Now, I am wondering how to differentiate \begin{align} &\frac{d}{dt} V_n(t) = \frac{1}{n!} \int_0^t \frac{d}{dt}\big[(t-s)^n\ \big]dB_s \qquad \text{and} \\ &\frac{d}{dt} \bigg[ \sum_{j=1}^n \frac{t^j}{j!\cdot (n-j)!} \int_0^t (-s)^{n-j}\ dB_s \bigg], \end{align} since $t$ is in the integrand of the integral as well. Or should I try a whole different approach?

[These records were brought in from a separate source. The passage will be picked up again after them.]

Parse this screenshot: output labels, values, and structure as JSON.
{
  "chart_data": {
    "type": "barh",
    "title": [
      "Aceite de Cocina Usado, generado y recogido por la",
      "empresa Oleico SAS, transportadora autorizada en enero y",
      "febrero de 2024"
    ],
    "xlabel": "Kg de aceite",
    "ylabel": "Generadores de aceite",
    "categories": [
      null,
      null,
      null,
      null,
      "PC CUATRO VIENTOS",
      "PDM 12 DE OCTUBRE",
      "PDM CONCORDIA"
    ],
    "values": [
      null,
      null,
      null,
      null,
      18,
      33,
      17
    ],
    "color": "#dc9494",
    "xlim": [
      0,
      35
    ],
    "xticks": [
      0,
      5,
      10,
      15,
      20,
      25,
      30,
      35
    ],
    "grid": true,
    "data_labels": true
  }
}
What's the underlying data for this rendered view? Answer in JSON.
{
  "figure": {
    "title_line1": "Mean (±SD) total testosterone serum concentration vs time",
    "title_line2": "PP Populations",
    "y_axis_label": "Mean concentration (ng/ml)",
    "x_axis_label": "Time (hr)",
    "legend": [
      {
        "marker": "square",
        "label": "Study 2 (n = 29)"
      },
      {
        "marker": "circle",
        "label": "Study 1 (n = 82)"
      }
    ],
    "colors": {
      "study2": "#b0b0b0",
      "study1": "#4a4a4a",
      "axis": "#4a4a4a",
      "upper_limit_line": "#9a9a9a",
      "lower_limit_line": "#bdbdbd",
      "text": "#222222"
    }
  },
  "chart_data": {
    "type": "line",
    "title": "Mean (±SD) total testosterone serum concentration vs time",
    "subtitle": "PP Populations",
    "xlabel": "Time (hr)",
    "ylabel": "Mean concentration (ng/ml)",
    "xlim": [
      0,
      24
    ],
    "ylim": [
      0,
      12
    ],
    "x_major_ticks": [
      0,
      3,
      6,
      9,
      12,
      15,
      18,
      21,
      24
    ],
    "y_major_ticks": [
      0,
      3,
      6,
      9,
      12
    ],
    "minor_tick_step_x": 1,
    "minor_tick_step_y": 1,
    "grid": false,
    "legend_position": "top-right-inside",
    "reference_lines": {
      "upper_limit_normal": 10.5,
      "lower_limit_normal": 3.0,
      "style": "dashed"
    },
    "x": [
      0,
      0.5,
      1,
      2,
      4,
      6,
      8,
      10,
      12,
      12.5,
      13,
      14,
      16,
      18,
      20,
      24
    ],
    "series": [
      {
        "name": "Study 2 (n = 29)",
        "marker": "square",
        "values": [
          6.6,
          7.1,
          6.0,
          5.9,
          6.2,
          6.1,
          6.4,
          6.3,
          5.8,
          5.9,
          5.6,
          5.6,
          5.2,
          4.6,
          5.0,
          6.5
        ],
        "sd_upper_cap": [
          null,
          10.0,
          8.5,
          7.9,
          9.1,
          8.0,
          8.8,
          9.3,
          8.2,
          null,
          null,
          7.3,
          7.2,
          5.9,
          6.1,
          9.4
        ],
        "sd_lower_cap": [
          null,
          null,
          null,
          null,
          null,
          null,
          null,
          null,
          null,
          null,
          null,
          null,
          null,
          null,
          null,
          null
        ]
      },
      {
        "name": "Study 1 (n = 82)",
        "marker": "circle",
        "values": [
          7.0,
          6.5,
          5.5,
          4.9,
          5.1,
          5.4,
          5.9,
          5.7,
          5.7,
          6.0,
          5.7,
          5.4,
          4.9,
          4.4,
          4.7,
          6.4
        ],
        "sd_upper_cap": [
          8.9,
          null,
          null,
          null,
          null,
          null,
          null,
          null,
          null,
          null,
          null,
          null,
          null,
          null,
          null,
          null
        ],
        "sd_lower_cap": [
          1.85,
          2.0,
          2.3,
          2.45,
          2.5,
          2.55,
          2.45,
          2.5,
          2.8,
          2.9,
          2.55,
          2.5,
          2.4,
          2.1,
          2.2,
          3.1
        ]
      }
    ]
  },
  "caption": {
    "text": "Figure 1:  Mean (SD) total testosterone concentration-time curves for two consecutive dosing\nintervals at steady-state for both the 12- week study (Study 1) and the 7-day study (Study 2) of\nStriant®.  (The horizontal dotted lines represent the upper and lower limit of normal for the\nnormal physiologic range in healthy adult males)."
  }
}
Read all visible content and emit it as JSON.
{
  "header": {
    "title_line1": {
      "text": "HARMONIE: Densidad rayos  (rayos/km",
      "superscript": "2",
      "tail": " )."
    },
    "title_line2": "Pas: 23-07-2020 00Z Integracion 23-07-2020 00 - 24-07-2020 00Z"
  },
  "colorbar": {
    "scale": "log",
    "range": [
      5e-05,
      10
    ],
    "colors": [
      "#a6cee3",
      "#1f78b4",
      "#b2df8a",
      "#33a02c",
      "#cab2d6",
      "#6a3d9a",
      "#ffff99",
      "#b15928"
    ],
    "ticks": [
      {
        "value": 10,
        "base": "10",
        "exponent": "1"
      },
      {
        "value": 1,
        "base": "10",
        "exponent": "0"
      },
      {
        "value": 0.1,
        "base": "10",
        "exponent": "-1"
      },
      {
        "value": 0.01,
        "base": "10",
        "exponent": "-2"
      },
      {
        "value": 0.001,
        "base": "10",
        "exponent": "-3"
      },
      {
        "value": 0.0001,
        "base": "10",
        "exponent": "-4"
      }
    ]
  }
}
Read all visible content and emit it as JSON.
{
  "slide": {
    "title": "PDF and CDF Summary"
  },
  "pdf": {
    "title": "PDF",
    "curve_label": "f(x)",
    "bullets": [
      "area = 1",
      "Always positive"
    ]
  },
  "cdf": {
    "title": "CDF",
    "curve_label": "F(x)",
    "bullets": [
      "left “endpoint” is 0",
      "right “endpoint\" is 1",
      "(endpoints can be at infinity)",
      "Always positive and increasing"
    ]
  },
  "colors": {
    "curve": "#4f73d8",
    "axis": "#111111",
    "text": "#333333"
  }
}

Edit: \begin{align} M_n(t) &= V_n(t) - \sum_{j=1}^n \frac{t^j}{j!\cdot (n-j)!} \int_0^t (-s)^{n-j}\ dB_s \\ &= \frac{1}{n!} \int_0^t (t-s)^n\ dB_s - \sum_{j=1}^n \frac{t^j}{j!\cdot (n-j)!} \int_0^t (-s)^{n-j}\ dB_s \\ &= \frac{1}{n!} \int_0^t \sum_{j=0}^n {n \choose j} t^j (-s)^{n-j} \ dB_s - \sum_{j=1}^n \frac{t^j}{j!\cdot (n-j)!} \int_0^t (-s)^{n-j}\ dB_s \\ &= \int_0^t \sum_{j=0}^n \frac{t^j}{j!\cdot (n-j)!} (-s)^{n-j}\ dB_s - \int_0^t \sum_{j=1}^n \frac{t^j}{j!\cdot (n-j)!}(-s)^{n-j}\ dB_s \\ &= \frac{1}{n!} \int_0^t (-s)^n\ dB_s. \end{align}